3) Suspect Individualism and Dangerous Others. “New” and “different” are not negative terms in American culture. Current advertising appeals to it all the time. Ethnic music and restaurants thrive–so why not the folks that originate them? Today's xenophobia may not be an indelible characteristic of the American psyche, but a relatively superficial effect of economic hard times. Many positive sensibilities are there to be addressed, and one can try to locate blame where it belongs -- on the power structures, not on their victims.

4) Rigid Moralism. Puritanism and profligacy have always existed in dubious battle. Hawthorne's “Maypole of Marymount” teases the most rigid among us, creating chaos within control. Understanding the inner workings of self and others is a possible key to a more peaceful order. Mitch McConnel (married to an Asian-American) may be secretly fascinated with Louisville's gay pride parade, but he has no conceptual tree on which to hang it. Can we make it okay for him and his to ponder such things, if only as examples of the human condition?

5) Patriotic Psychic Numbing. Now that the information highway has invaded the world, images of Others seep daily into consciousness. For all the "good guy/bad guy" media spin, there may be a perception of common humanity lurking under the thickest hide, kept in place only by fear. Should that hide begin to melt, psychic numbing will disappear with it and blinding patriotism might be open to fascination and even generosity. “They're just dumb, greedy sonsabitches” sells short even a right-winger's capacity for wonder.

6) The Culture of Punishment. As nuclear power, once projected as “too cheap to meter,” has priced itself out of existence, so must three-strikes prison building make its idiocy felt. When the quick fix fails–as even a casual observer can see it must–Americans will have to confront the contradictions of dominance.
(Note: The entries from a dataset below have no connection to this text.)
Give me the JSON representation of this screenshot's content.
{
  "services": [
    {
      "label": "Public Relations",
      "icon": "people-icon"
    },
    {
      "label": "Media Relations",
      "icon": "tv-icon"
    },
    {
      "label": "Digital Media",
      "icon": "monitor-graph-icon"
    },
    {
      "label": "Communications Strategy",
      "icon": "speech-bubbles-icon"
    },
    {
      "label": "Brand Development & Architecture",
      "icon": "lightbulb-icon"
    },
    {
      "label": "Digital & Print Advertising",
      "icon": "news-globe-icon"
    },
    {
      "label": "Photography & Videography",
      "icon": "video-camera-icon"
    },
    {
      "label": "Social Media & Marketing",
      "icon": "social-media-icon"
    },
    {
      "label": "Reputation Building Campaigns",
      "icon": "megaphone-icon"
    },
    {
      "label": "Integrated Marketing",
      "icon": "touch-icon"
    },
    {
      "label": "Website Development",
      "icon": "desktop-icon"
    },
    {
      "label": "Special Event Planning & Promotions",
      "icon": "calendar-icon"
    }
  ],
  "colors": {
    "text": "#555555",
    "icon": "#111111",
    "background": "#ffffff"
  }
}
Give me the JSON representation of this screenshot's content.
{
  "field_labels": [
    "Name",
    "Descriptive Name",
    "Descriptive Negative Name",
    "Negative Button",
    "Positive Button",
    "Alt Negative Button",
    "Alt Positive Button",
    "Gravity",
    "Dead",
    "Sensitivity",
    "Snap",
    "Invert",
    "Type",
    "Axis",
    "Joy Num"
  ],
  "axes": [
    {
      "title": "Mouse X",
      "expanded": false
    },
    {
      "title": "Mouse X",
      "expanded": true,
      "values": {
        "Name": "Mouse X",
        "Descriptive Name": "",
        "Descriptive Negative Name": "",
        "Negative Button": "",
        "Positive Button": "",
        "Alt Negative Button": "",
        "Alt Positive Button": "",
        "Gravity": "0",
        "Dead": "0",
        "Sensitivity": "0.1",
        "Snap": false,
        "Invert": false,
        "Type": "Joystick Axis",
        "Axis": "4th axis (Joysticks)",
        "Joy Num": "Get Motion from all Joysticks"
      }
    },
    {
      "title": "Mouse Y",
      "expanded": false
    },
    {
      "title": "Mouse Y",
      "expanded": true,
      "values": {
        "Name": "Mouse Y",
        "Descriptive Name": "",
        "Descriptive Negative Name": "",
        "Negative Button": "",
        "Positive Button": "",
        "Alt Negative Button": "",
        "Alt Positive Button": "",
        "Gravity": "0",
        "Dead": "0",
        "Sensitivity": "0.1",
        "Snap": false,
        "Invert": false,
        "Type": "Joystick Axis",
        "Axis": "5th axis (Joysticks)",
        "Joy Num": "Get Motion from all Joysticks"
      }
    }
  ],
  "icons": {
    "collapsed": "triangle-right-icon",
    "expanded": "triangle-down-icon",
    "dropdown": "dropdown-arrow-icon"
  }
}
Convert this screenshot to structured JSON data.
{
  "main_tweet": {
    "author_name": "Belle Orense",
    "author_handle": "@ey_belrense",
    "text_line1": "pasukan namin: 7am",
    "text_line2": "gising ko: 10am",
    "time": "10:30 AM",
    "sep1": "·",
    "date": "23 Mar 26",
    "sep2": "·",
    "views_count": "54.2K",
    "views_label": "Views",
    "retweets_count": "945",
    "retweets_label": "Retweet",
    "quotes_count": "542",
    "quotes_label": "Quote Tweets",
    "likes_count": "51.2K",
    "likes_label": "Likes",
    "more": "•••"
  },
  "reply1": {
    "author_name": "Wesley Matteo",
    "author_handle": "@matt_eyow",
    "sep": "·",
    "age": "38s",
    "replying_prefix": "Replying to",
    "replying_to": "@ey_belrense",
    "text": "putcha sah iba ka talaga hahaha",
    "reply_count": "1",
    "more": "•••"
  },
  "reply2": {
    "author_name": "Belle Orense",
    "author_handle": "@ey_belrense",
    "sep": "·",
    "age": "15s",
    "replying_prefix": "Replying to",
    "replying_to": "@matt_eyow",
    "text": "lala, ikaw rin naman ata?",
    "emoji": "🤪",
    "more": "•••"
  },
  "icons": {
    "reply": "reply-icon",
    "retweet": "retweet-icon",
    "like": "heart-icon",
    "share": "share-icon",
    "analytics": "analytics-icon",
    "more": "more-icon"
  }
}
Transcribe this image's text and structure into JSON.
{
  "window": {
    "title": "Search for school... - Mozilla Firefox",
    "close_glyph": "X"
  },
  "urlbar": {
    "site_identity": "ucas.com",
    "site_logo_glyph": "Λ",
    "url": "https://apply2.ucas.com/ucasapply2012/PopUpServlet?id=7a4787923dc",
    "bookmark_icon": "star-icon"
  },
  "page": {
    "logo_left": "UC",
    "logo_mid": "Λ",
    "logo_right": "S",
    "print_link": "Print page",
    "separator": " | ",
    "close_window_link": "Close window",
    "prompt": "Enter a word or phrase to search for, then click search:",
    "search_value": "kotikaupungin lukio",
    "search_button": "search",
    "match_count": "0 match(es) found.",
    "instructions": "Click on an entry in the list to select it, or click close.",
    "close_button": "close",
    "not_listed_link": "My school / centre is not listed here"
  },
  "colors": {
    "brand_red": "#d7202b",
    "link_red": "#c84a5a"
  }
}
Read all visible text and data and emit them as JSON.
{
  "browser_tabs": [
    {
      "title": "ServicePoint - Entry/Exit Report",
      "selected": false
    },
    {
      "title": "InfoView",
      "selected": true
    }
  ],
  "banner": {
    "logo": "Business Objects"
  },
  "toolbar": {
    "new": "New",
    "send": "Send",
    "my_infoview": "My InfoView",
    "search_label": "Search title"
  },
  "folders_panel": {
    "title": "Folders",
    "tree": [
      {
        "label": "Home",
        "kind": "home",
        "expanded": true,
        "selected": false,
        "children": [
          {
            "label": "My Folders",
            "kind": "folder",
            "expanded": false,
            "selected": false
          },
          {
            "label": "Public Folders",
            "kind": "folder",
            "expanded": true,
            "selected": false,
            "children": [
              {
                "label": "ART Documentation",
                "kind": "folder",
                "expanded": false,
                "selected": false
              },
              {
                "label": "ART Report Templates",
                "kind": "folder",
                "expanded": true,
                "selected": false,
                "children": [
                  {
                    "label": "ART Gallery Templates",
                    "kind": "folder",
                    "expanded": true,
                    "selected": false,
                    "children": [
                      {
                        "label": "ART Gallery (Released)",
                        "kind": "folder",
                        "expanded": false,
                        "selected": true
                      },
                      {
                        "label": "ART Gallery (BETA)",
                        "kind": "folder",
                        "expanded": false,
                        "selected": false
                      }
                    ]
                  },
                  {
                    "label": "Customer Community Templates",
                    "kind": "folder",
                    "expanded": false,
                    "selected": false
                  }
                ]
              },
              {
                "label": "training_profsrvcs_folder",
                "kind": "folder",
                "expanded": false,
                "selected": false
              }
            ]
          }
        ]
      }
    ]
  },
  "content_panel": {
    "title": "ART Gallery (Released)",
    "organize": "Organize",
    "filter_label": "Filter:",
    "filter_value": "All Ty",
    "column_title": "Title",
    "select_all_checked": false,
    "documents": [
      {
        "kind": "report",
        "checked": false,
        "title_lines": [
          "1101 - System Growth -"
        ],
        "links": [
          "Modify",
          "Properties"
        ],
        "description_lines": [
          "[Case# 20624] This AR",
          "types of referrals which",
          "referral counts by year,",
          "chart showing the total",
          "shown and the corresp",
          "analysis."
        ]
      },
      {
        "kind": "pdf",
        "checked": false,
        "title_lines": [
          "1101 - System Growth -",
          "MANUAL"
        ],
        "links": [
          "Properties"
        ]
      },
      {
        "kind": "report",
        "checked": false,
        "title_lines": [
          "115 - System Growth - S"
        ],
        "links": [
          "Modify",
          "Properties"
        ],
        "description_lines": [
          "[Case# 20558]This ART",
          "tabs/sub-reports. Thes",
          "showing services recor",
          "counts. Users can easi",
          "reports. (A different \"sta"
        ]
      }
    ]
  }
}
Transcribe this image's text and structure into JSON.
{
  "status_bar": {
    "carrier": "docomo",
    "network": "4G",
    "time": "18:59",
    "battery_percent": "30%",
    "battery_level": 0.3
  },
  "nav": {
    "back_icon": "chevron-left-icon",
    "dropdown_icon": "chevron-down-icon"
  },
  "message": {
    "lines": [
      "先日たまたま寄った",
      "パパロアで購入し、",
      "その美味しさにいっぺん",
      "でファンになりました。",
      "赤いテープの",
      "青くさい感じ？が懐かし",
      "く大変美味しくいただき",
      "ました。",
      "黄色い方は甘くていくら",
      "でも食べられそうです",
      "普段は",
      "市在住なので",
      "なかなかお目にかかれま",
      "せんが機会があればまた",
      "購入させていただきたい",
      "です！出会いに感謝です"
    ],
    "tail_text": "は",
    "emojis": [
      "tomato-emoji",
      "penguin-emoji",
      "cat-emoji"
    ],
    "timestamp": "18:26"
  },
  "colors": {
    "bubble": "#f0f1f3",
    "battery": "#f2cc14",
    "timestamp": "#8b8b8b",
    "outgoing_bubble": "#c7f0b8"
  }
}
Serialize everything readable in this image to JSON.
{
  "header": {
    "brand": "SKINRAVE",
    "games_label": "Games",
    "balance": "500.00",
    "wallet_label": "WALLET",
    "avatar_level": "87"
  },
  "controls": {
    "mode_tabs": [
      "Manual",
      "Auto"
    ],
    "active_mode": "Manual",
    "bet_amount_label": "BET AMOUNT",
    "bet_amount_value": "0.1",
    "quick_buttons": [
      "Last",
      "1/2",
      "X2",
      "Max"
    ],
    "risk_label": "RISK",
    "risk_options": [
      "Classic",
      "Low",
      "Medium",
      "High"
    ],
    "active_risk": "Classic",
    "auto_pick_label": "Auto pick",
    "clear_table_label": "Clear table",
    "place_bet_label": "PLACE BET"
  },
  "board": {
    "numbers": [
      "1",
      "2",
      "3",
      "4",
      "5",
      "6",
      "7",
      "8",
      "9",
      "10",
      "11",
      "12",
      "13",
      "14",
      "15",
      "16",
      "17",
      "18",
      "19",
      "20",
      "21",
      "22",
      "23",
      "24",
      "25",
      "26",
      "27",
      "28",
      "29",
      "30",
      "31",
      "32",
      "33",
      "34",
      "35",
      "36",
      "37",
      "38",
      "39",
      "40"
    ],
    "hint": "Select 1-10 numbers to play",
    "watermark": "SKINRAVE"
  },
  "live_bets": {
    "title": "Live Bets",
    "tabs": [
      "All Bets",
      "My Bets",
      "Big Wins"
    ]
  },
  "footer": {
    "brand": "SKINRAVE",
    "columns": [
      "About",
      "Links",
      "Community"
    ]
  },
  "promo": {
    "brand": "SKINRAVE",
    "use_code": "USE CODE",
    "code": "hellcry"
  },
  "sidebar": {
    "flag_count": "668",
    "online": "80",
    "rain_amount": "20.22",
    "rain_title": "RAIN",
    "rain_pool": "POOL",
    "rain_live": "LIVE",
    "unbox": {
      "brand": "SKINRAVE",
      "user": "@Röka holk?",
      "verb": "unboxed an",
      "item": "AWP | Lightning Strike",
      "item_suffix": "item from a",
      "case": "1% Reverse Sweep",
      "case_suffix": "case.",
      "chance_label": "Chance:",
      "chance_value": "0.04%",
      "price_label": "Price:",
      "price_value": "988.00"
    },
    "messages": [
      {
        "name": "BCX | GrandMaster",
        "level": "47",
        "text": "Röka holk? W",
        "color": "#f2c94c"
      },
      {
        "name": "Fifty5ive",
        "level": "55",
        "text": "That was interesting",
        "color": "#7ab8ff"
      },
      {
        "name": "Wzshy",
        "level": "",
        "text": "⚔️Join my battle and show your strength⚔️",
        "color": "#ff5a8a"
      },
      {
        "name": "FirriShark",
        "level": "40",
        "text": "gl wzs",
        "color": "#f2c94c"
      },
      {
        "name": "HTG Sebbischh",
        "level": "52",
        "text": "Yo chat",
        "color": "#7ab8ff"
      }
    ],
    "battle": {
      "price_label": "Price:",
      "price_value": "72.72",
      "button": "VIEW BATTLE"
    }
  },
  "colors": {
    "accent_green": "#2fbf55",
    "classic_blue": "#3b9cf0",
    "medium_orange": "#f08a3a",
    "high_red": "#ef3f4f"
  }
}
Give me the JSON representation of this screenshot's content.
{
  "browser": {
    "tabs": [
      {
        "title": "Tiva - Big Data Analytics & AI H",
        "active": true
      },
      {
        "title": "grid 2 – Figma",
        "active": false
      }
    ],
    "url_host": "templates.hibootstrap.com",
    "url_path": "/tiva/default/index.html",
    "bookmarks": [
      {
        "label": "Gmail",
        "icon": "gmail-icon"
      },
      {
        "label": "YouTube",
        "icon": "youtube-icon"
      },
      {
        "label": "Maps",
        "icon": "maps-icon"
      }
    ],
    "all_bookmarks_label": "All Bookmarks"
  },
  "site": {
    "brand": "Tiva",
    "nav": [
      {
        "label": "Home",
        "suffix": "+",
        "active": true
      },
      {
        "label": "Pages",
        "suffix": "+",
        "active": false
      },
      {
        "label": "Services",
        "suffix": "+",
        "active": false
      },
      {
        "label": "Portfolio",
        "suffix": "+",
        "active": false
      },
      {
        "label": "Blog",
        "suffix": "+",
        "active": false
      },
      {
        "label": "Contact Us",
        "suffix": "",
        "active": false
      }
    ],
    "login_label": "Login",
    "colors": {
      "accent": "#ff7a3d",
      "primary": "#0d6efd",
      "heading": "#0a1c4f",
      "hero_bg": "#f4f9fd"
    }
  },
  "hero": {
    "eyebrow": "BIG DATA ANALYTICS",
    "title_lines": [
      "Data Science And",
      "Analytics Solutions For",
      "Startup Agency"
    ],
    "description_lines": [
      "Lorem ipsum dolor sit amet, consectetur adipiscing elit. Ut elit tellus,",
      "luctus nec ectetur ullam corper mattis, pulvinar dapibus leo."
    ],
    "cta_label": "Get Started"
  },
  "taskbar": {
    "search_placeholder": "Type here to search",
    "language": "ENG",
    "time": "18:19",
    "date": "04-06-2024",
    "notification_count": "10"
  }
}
And here our egalitarian “second language” can come into play, creaking open through cognitive dissonance. If even Dick Cheney supports his daughter in her lesbianism, can angry, punishing America be all that far behind?

All right. But as Cheney so famously said, "So?"

These approaches to the Authoritarian Personality do seem overly optimistic in the era of our once and future Congresses. And surely social and political structures of domination are firmly in place, prejudicing events and guiding their outcomes. But Melville directs our attention to the glimmer of hope, the “unknown but still reasoning thing” behind the unreasoning mask. Far better, perhaps, to organize toward that glimmer and engage that reason then to lapse into despair, and the powerless calling of names.

But can the vestigial better angels of our nature swell the chorus of a new, more humane union? Or have badder angel systems so suffocated us, for so long, that the better angels have turned their backs, taken their leave, and fled?

Lincoln's angels must by now confront Walter Benjamin's Angel: angel who seems about to take leave of something, something at which he is staring.  His eyes are wide, his mouth open and his wings outspread.  This is what the Angel of History must look like.  His face is turned toward the past.  What look to us like a chain of occurrences appears to him as one great catastrophe incessantly piling wreck upon wreck and hurling it at his feet.  He would very much like to stay, to waken the dead and make whole what has been shattered.  But a storm is blowing so strongly from Paradise that his wings are pinned back: he can no longer close them.  This storm drives him irresistibly into the future, to which his back is turned, while the pile before him grows.  What we call progress -- that is the storm.

As the winds increase, I'm not betting on the outcome.